Dinas Pendidikan masih pakai smartphone. Padahal kamus bahasa Indonesia terbitan Kementerian Pendidikan dan Kebudayaan ada lema ponsel pintar. Sudah lama banget.

Bagi saya, yang menarik itu "siswa-siswa" di awal kalimat. Mengapa bukan "siswa-siswi"?

Dulu saya sering diprotes di Sidoarjo karena membuang siswi saat mengedit naskah berita berbayar alias advertorial. Saya anggap siswa ya termasuk siswi atau pelajar yang perempuan.

"Tidak bisa. Harus pakai siswa-siswi karena pelajar sekolah itu tidak hanya laki-laki. Perempuannya juga banyak," kata mbak yang protes itu.

Diterima! Saya ikuti kemauan yang pasang iklan. Khawatir tidak mau bayar. Atau tidak beriklan lagi di masa yang akan datang.

Siswa-siswi, mahasiswa-mahasiswi, karyawan-karyawati, satrawan-sastrawati, seniman-seniwati, wartawan-wartawati....

Koran-koran Indonesia sudah lama membuang kata wartawati. Padahal makin lama perempuan yang jadi jurnalis makin banyak. Malah cenderung lebih banyak daripada laki-laki dalam 10 tahun terakhir.
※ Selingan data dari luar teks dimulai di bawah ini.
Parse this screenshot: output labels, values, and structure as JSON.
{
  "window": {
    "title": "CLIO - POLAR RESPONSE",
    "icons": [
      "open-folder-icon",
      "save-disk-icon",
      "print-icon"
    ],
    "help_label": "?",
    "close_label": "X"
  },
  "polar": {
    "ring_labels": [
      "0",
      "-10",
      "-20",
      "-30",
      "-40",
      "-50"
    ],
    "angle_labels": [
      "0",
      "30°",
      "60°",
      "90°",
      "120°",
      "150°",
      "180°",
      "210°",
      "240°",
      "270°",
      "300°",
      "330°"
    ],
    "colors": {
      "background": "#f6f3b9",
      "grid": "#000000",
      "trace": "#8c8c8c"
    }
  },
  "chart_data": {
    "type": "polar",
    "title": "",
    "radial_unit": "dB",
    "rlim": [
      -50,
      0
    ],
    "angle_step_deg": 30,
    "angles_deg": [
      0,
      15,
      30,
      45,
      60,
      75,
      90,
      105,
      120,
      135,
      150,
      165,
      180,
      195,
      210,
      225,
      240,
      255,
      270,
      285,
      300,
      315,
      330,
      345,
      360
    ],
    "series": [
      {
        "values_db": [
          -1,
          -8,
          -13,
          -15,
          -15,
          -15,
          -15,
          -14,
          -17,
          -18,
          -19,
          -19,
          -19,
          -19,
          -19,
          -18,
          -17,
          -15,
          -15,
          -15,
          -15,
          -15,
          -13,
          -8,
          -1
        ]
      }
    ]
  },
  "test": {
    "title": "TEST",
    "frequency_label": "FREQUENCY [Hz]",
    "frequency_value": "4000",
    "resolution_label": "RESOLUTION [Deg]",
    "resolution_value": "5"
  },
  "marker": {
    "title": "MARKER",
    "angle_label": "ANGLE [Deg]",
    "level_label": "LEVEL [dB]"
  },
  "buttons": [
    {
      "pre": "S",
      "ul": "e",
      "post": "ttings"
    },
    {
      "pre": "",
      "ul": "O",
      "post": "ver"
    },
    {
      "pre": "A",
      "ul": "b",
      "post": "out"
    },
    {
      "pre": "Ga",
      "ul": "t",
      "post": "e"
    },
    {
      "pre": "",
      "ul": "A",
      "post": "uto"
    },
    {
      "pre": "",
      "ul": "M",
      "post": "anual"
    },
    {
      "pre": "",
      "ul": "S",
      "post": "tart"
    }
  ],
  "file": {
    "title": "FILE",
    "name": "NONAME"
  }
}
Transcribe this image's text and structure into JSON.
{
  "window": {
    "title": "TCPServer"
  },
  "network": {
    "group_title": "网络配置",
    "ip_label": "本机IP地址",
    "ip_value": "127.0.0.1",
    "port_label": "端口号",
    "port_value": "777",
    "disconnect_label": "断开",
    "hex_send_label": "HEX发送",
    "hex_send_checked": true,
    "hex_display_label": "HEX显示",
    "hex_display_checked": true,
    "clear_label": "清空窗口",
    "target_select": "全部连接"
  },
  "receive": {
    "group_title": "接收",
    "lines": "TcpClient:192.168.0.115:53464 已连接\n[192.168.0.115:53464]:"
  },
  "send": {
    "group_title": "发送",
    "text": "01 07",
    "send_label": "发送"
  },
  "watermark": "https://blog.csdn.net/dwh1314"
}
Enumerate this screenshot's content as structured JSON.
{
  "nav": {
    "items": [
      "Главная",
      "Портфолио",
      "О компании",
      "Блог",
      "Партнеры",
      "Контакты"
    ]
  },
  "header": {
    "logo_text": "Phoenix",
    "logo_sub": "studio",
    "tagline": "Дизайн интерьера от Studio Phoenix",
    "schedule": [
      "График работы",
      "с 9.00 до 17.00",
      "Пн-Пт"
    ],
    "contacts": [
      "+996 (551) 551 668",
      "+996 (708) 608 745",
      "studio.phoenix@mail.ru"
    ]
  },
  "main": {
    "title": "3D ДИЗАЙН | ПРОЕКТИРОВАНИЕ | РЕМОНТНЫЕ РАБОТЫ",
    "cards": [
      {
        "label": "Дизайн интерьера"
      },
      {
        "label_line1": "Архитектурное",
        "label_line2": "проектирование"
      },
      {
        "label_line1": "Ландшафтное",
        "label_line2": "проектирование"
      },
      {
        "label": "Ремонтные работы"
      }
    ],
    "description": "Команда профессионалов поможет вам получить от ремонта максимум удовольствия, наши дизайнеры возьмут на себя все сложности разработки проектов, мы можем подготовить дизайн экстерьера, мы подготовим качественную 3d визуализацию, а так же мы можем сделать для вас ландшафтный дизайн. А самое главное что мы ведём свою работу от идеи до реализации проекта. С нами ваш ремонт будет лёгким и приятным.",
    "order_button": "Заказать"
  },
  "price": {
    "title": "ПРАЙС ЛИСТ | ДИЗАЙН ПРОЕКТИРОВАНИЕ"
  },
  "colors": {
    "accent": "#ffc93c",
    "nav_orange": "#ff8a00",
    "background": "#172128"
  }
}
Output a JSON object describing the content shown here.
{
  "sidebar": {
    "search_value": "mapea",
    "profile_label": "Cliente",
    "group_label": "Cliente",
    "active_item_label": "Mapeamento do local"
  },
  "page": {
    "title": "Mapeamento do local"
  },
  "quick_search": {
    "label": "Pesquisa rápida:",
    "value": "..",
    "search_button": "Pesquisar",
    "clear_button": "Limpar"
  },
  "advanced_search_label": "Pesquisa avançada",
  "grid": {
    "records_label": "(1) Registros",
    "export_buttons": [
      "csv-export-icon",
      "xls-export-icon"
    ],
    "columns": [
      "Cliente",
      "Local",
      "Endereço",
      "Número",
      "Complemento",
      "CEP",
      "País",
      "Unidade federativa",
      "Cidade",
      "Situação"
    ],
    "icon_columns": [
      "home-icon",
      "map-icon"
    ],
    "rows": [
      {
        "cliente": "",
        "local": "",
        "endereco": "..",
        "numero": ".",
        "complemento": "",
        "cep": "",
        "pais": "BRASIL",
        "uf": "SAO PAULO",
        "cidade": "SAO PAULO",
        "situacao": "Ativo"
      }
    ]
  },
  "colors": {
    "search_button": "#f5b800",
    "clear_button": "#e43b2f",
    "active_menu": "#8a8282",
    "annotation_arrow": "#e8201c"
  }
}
"Kata wartawan itu sudah mengandung wartawati. Jadi, tidak perlu pakai wartawati," kata seorang wartawan veteran mantan redaktur kawakan.

Saya juga bertanya ke beberapa editor bahasa di media besar. Termasuk Uu Suhardi, editor bahasa majalah Tempo. Pendapatnya sama. Cukup siswa saja. Tidak perlu siswi.

Para mahasiswa, bukan mahasiswa-mahasiswi. Ratusan karyawan PT X berunjuk rasa... Bukan: Ratusan karyawan dan karyawati berunjuk rasa...

Bagaimana kalau kita pakai kata "murid" atau "pelajar" saja agar netral?

Bisa saja. Saya memang sangat suka kata murid dan pelajar. Tapi, masalahnya, orang Indonesia, khususnya di Jawa, lebih suka siswa-siswi, mahasiswa-mahasiswi, karyawan-karyawati, wartawan-wartawati....

Yang pasti, lembaga pendidikan polopor di Jawa bernama Taman Siswa. Bukan Taman Siswa-Siswi. Murid-muridnya pun laki-laki dan perempuan.